There were 192 households, of which 19.3% had children under the age of 18 living with them, 36.5% were married couples living together, 13.5% had a female householder with no husband present, 2.6% had a male householder with no wife present, and 47.4% were non-families. 43.2% of all households were made up of individuals, and 21.4% had someone living alone who was 65 years of age or older. The average household size was 2.00 and the average family size was 2.68.

The median age in the city was 47.7 years. 18% of residents were under the age of 18; 6.2% were between the ages of 18 and 24; 21.6% were from 25 to 44; 31.8% were from 45 to 64; and 22.4% were 65 years of age or older. The gender makeup of the city was 46.9% male and 53.1% female.

===2000 census===
As of the census of 2000, there were 417 people, 199 households, and 111 families living in the city. The population density was 726.4 PD/sqmi. There were 219 housing units at an average density of 381.5 /sqmi. The racial makeup of the city was 98.80% White, 0.48% Native American, 0.24% Asian, and 0.48% from two or more races.

There were 199 households, out of which 24.6% had children under the age of 18 living with them, 43.2% were married couples living together, 9.0% had a female householder with no husband present, and 44.2% were non-families. 39.7% of all households were made up of individuals, and 17.1% had someone living alone who was 65 years of age or older. The average household size was 2.10 and the average family size was 2.77.

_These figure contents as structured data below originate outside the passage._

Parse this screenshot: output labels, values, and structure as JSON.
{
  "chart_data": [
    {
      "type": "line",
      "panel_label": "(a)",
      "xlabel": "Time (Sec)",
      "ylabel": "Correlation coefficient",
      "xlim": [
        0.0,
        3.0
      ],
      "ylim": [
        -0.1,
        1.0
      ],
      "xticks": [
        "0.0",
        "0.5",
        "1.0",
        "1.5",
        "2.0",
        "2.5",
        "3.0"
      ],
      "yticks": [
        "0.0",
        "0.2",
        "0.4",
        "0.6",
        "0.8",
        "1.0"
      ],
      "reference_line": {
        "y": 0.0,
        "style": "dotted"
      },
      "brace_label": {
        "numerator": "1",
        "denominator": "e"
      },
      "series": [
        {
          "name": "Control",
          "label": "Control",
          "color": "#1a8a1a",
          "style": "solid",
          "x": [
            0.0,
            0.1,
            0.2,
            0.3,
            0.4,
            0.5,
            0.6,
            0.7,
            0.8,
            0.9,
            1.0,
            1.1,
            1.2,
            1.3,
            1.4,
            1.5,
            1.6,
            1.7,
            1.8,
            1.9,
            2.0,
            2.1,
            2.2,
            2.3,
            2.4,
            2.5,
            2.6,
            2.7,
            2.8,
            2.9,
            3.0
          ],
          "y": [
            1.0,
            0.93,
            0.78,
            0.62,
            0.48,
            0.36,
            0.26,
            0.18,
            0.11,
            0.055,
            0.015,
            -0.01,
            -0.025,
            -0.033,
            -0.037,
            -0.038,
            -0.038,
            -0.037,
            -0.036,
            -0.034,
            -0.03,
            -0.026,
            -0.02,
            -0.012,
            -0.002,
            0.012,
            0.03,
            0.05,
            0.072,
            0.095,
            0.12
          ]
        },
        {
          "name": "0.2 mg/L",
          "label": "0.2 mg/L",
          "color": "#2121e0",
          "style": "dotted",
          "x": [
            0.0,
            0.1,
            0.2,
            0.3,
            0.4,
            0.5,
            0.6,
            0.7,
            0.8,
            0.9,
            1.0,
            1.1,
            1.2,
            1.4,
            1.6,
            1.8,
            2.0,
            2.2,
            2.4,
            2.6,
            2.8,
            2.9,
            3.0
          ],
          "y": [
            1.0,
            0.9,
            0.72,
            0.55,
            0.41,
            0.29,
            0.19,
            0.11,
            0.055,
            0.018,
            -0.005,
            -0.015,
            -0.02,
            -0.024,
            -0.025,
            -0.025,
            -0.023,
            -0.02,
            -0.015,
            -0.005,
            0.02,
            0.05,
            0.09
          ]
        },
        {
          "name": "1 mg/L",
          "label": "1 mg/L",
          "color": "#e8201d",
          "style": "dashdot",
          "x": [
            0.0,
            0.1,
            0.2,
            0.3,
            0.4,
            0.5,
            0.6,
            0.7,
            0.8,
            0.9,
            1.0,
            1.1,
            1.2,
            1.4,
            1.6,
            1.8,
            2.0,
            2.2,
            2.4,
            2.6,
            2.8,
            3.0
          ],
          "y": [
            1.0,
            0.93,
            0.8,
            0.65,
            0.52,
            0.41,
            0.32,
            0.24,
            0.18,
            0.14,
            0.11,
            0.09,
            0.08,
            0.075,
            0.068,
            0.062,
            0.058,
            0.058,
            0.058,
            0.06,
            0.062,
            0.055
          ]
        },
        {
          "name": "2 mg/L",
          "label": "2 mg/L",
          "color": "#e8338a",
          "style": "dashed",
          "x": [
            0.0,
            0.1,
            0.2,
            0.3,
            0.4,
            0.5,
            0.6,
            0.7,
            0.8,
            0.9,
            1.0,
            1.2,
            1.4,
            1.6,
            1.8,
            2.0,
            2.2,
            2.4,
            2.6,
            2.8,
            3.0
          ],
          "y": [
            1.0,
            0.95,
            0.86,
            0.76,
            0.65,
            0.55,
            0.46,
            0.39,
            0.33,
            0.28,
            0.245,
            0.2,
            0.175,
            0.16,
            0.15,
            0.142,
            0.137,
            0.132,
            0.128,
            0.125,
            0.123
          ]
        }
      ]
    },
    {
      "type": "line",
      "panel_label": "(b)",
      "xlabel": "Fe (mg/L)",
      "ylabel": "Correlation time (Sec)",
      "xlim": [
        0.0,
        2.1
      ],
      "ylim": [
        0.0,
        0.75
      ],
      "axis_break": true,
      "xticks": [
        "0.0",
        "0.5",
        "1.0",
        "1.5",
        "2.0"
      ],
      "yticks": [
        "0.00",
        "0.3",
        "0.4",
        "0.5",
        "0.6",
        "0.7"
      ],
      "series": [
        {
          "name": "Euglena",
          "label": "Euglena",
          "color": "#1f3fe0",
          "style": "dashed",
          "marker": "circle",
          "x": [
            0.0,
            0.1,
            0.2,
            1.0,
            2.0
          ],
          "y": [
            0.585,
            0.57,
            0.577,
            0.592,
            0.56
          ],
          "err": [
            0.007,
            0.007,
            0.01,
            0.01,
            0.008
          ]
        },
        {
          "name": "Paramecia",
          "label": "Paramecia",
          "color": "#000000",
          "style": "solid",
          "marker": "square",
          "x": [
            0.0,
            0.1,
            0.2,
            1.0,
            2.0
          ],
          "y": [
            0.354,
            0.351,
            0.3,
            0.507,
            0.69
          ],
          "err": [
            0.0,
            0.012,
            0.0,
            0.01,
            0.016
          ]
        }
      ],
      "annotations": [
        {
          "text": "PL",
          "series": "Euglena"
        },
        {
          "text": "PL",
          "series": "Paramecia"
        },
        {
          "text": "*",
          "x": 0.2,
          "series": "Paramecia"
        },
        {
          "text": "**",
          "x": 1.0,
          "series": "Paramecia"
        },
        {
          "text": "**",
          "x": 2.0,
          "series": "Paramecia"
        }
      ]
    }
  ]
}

In the city the population was spread out, with 22.1% under the age of 18, 7.4% from 18 to 24, 25.7% from 25 to 44, 21.3% from 45 to 64, and 23.5% who were 65 years of age or older. The median age was 42 years. For every 100 females, there were 103.4 males. For every 100 females age 18 and over, there were 95.8 males.

The median income for a household in the city was $21,563, and the median income for a family was $32,500. Males had a median income of $26,667 versus $18,125 for females. The per capita income for the city was $15,062. About 14.0% of families and 16.8% of the population were below the poverty line, including 25.4% of those under age 18 and 13.3% of those age 65 or over.

==Notable events==
- In 2010, Montrose High School won the Missouri Class 1 Girls Basketball State Championship.
- In 2011, Montrose High School finished 3rd in the Missouri Class 1 Girls Basketball State Championship.